Net Cash 2,59 Mrd. EUR inkl. 207 Mio. EUR Pensionsverpfl. (rd. 1,85x FCF FYe) – damit ist das net cash nochmals merklich höher als im Vorjahr (2,33 Mrd. EUR), obgleich Hermès 2018 wg. einer Sonderdividende 555,6 Mio. EUR höhere Dividenden ausgezahlt hat (2018 kumuliert 957,5 Mio. EUR). EK +4,93% auf 4,79 Mrd., EK-Quote 73,41% (-67 bps wg. mehr zurückgekaufter Aktien). Alleine das kurzfristige Vermögen (4,24 Mrd. EUR) ist rd. 2,45x höher als sämtliche Verbindlichkeiten (1,73 Mrd. EUR), hinzu kommen das langfristige Vermögen (2,29 Mrd. EUR). Das ROCE erreicht 63,5% FYe, das ROE 27%.

Enterprise Value 39,5x FCF FYe (2009 waren es rd. 30x FCF, Hermès hat auch 2009 seinen Umsatz gesteigert und einen höheren FCF erwirtschaftet). Die um negative wc-Effekte bereinigte FCF-Marge von 25,16% ist wirklich grandios! Auch berichtet hatte Hermès in H1 noch nie so hohe Margen wie jetzt, und zwar über die gesamte Bilanz von der operativen Marge über die FCF-Marge bis zum ROCE. Und das immer noch etwas stärkere H2 kommt erst noch. Obwohl Hermés wg. der Sonderdividende dieses Jahr mehr als doppelt so viel Dividende bezahlt hat wie letztes Jahr, hat Hermès ein paar hundert Mio. EUR mehr in der Kasse. Wenn man die negativen wc-Effekte berücksichtigt, liegt das ROCE über 65% – sagenhaft! Und dann diese Bilanz, wirklich atemberaubend – das sehr hohe Eigenkapital, sodann: alleine das kurzfristige Vermögen ist rd. 2,5x höher als sämtliche Konzern-Verbindlichkeiten. Bei Hermès sind nicht nur die Produkte einzigartig, auch die Bilanz ist geradezu phänomenal. Man muss hierbei berücksichtigen, dass Hermés beim working capital wirklich großzügigst sind, das ist das totale Gegenteil von optimiert – gerade das Lager haben sie immer gefüllt mit reichlich und bester Rohlederware (das Lager erreicht über 17% des Umsatzes). Wenn Hermès zB auf dem cnwc-Niveau von LVMH wäre, hätte Hermès in H1 um die 35% (sic) FCF-Marge geschafft, und sie hätten noch ein paar hundert Mio. EUR mehr in der Kasse. Und wenn das cnwc im Bereich der Extrem-Optimierung zB von Colgate oder Church & Dwight wäre, wäre Hermès bei fast 40% FCF-Marge.

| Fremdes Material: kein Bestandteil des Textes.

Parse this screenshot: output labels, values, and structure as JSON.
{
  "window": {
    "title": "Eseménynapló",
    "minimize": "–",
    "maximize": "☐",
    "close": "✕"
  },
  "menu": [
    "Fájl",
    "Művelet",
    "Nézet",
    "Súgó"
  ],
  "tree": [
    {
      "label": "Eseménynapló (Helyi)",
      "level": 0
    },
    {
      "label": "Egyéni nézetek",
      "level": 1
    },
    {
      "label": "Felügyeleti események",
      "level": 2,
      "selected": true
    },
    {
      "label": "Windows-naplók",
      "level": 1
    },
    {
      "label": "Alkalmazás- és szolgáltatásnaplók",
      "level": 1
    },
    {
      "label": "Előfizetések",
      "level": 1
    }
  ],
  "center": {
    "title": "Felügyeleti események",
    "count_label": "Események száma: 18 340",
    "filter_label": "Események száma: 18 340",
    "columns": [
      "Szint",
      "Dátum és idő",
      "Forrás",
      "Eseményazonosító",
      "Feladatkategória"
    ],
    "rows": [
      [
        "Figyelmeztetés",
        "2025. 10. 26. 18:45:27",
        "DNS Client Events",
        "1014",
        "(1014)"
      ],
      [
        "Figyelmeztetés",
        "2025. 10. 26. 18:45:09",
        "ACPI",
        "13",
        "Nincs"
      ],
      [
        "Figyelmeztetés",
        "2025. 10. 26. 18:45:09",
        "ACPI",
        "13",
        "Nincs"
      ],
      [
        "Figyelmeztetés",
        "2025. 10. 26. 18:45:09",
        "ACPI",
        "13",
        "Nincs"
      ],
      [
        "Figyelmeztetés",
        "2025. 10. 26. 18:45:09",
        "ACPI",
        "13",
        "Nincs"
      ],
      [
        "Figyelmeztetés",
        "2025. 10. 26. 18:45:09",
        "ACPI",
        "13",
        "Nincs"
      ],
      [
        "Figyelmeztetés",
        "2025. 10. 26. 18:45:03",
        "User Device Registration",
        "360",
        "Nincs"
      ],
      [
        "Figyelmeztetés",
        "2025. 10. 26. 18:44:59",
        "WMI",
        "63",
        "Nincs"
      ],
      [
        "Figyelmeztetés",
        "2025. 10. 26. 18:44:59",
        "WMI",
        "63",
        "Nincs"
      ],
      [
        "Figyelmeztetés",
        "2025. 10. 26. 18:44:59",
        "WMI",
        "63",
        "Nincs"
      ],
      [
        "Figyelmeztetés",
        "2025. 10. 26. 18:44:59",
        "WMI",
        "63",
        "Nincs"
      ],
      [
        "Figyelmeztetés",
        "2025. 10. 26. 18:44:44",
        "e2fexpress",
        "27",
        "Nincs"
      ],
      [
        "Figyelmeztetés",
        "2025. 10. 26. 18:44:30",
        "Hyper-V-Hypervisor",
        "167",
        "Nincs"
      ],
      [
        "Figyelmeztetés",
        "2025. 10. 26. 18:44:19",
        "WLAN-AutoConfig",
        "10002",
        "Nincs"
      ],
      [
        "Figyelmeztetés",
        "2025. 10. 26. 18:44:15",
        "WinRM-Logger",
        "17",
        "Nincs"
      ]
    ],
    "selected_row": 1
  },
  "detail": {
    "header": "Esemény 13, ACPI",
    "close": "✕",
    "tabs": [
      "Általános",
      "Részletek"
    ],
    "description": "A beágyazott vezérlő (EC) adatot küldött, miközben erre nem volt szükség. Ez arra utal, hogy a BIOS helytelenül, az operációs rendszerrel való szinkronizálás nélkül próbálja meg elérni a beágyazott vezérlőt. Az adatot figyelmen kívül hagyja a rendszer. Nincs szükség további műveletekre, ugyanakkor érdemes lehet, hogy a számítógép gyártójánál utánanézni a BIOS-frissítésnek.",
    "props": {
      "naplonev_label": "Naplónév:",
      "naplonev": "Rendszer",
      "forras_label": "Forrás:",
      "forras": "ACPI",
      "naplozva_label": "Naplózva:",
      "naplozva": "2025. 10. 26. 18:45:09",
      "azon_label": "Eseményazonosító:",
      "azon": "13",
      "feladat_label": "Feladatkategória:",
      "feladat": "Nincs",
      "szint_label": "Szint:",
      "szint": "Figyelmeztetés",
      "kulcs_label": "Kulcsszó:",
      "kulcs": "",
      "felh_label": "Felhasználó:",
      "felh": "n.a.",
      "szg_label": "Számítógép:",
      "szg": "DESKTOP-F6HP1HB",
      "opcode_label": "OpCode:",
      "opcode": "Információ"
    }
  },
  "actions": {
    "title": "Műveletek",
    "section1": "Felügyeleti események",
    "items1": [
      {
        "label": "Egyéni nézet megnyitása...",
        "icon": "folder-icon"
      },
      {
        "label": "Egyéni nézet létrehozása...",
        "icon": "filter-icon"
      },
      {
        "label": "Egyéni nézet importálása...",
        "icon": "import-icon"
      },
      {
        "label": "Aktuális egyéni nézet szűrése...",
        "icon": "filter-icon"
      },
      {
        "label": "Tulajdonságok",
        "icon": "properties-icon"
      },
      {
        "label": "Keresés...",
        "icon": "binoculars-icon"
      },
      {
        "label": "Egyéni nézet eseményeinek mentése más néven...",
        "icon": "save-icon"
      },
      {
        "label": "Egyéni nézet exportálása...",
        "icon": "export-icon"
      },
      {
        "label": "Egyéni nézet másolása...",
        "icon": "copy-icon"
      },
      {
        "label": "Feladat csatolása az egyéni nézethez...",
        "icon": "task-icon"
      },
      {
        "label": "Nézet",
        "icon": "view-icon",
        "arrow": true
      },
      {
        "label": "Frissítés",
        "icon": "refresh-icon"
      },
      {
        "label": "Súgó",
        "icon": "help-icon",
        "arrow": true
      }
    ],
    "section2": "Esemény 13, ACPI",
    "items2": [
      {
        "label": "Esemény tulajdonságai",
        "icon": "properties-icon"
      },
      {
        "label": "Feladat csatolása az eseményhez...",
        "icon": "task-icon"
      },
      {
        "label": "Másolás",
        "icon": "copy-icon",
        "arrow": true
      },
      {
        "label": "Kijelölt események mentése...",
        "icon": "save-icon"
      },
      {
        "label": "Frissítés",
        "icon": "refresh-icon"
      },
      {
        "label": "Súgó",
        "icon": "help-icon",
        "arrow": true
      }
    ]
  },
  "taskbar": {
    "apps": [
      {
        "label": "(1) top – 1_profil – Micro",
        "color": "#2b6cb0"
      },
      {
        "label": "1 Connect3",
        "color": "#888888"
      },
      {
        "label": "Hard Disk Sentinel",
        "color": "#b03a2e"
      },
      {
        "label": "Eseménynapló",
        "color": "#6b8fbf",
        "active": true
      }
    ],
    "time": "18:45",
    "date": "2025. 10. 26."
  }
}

⁃ Auch sonstige Bilanzoptimierung kennt Hermès überhaupt nicht. So hat Hermès 207 Mio. EUR an Pensionsverpflichtungen, auf der anderen Seite beträgt das net cash 2,8 Mrd., am Jahresende dürften es um die 3,2 Mrd. net cash sein. Da sollten sie es wie Church & Dwight machen – und die Pensionsverpflichtungen ablösen. Das wäre mal das Mindeste. Außerdem könnten/sollten sie mindestens 2 Mrd. EUR Aktien p. a. zurückkaufen, die aber nicht vernichten, sondern als weitere Kriegskasse in der Bilanz belassen. Dieses Jahr dürfte Hermès bei 1,35-1,45 Mrd. EUR FCF landen, und die Firma zahlt, wenn sie nicht wieder eine Sonderdividende beschließt, um die 450 Mio. EUR für die Dividende. Also könnte Hermès leicht jedes Jahr für eine dreiviertel Milliarde EUR Aktien zurückkaufen (und nicht vernichten), und dennoch wüchse der Cash-Berg weiter. Letztes Jahr hat Hermès lediglich für rd. 190 Mio. EUR Aktien zurückgekauft, in H1 jetzt gut 50 Mio. EUR.

Hermès gehört mit Visa, Mastercard, Apple, Google und Reckitt Benckiser zu den profitabelsten Konzernen auf dem weltweiten Börsenzettel.